A problem for the shareholders of companies that rely too heavily on this approach
is ballooning potential dilution. "Under these circumstances, a number
of companies appear to be implementing plans that do not require shareholder
approval under current New York Stock Exchange and NASDAQ listing standards,"
said Clapman. "The NYSE has indicated a willingness to address this issue,
but the Exchange says that NASDAQ must go along so that the markets compete
for company listings on an even playing field. We are hopeful that NASDAQ will
soon take steps to address the issue."
The conference featured a number of papers and presentations. David Yermack,
associate professor of finance at New York University, and a critic of some
pay practices, examined certain difficulties and quirks connected to current
option compensation, as identified in recent academic research. Leading compensation
consultant Frederic W. Cook, chairman of Frederic W. Cook & Co., discussed
executive compensation trends, and emphasized the positive role played by stock
options in aligning interests of shareholders and executives. Michael J. Mauboussin,
chief U.S. investment strategist for Credit Suisse/First Boston, discussed important
shifts in equity compensation resulting from the movement to a knowledge-based
economy, but said recent market swings have shown that many option programs
are poorly constructed.
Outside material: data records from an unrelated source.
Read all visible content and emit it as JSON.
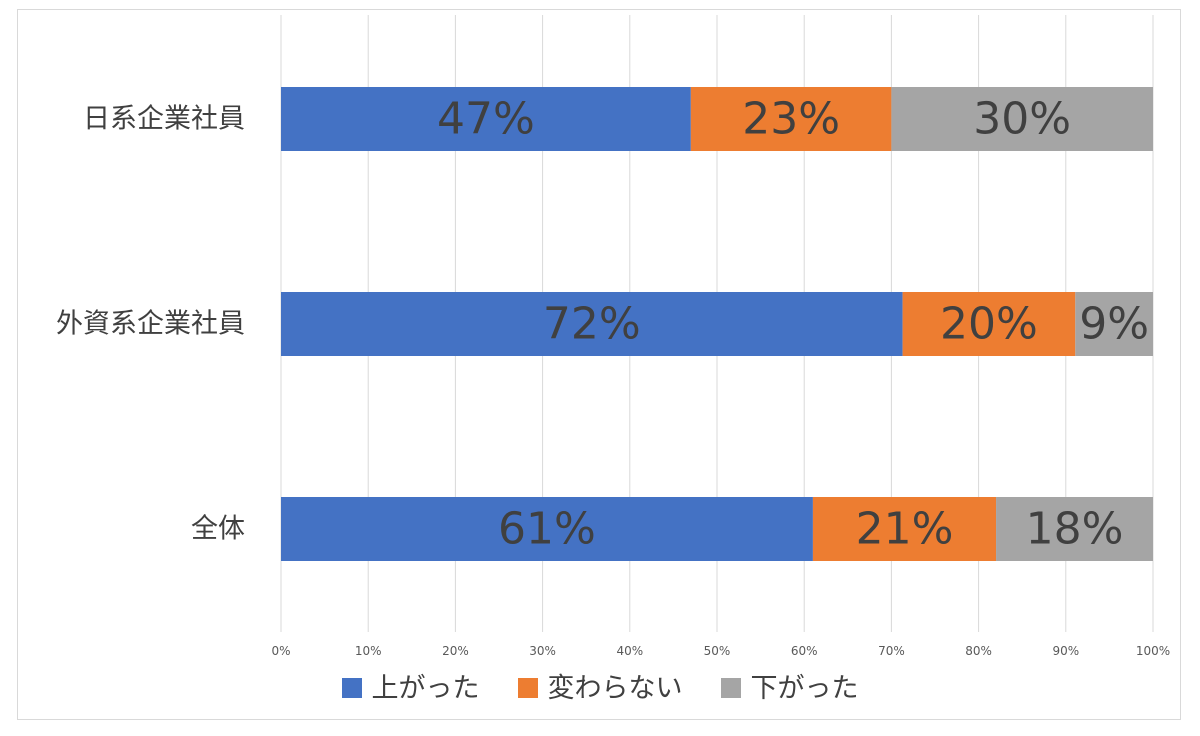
{
  "chart_data": {
    "type": "bar",
    "orientation": "horizontal",
    "stacked": "percent",
    "categories": [
      "日系企業社員",
      "外資系企業社員",
      "全体"
    ],
    "series": [
      {
        "name": "上がった",
        "color": "#4472c4",
        "values": [
          47,
          72,
          61
        ],
        "labels": [
          "47%",
          "72%",
          "61%"
        ]
      },
      {
        "name": "変わらない",
        "color": "#ed7d31",
        "values": [
          23,
          20,
          21
        ],
        "labels": [
          "23%",
          "20%",
          "21%"
        ]
      },
      {
        "name": "下がった",
        "color": "#a5a5a5",
        "values": [
          30,
          9,
          18
        ],
        "labels": [
          "30%",
          "9%",
          "18%"
        ]
      }
    ],
    "xlim": [
      0,
      100
    ],
    "x_ticks": [
      "0%",
      "10%",
      "20%",
      "30%",
      "40%",
      "50%",
      "60%",
      "70%",
      "80%",
      "90%",
      "100%"
    ],
    "grid": true,
    "legend_position": "bottom"
  },
  "legend": {
    "items": [
      {
        "label": "上がった",
        "color": "#4472c4"
      },
      {
        "label": "変わらない",
        "color": "#ed7d31"
      },
      {
        "label": "下がった",
        "color": "#a5a5a5"
      }
    ]
  }
}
Mauboussin advocated the use of stock options indexed
to peer groups or broad market benchmarks, such as the S&P 500. Stuart Gillan,
research economist with the TIAA-CREF Institute, described rapidly rising potential
dilution from stock option plans, and discussed issues of option valuation.
Gillan also discussed alternatives companies are using to deal with the large
number of so-called "underwater" options, with exercise prices above
current market prices.
A number of speakers, including Frederic Cook, discussed ways in which CEO
pay has been ratcheted upward, as companies seek to pay at or above the median.
Some observers call this the "Lake Wobegone Effect," where all the
CEOs are above average, leading to the pay equivalent of grade inflation.
Other speakers included former corporate director Clayton Yeutter, the former
Secretary of Agriculture; Sanford R. Robertson, partner in Francisco Partners,
a private equity fund; Harvard Business School Professor Joseph L. Bower; Samuel
C. Scott, chairman president and CEO of Corn Products International; Peter N.
Larson, former chairman and CEO of Brunswick Corporation; Larry G. Stambaugh,
chairman, president and CEO of Maxim Pharmaceuticals; B.A. (Dolph) Bridgewater,
senior consultant on corporate governance to TIAA-CREF, and former chairman
and CEO of Brown Shoe; B. Kenneth West, senior consultant on corporate governance
to TIAA-CREF, and former chairman and CEO of Harris Bankcorp.; Eric D. Roiter,
senior vice president and general counsel, Fidelity Management and Research
Company; Pearl Meyer, president of Pearl Meyer and Partners, a compensation
advisory firm; Brian J. Hall, associate professor, Harvard Business School;
and Abbie Smith, professor at the University of Chicago Graduate School of Business.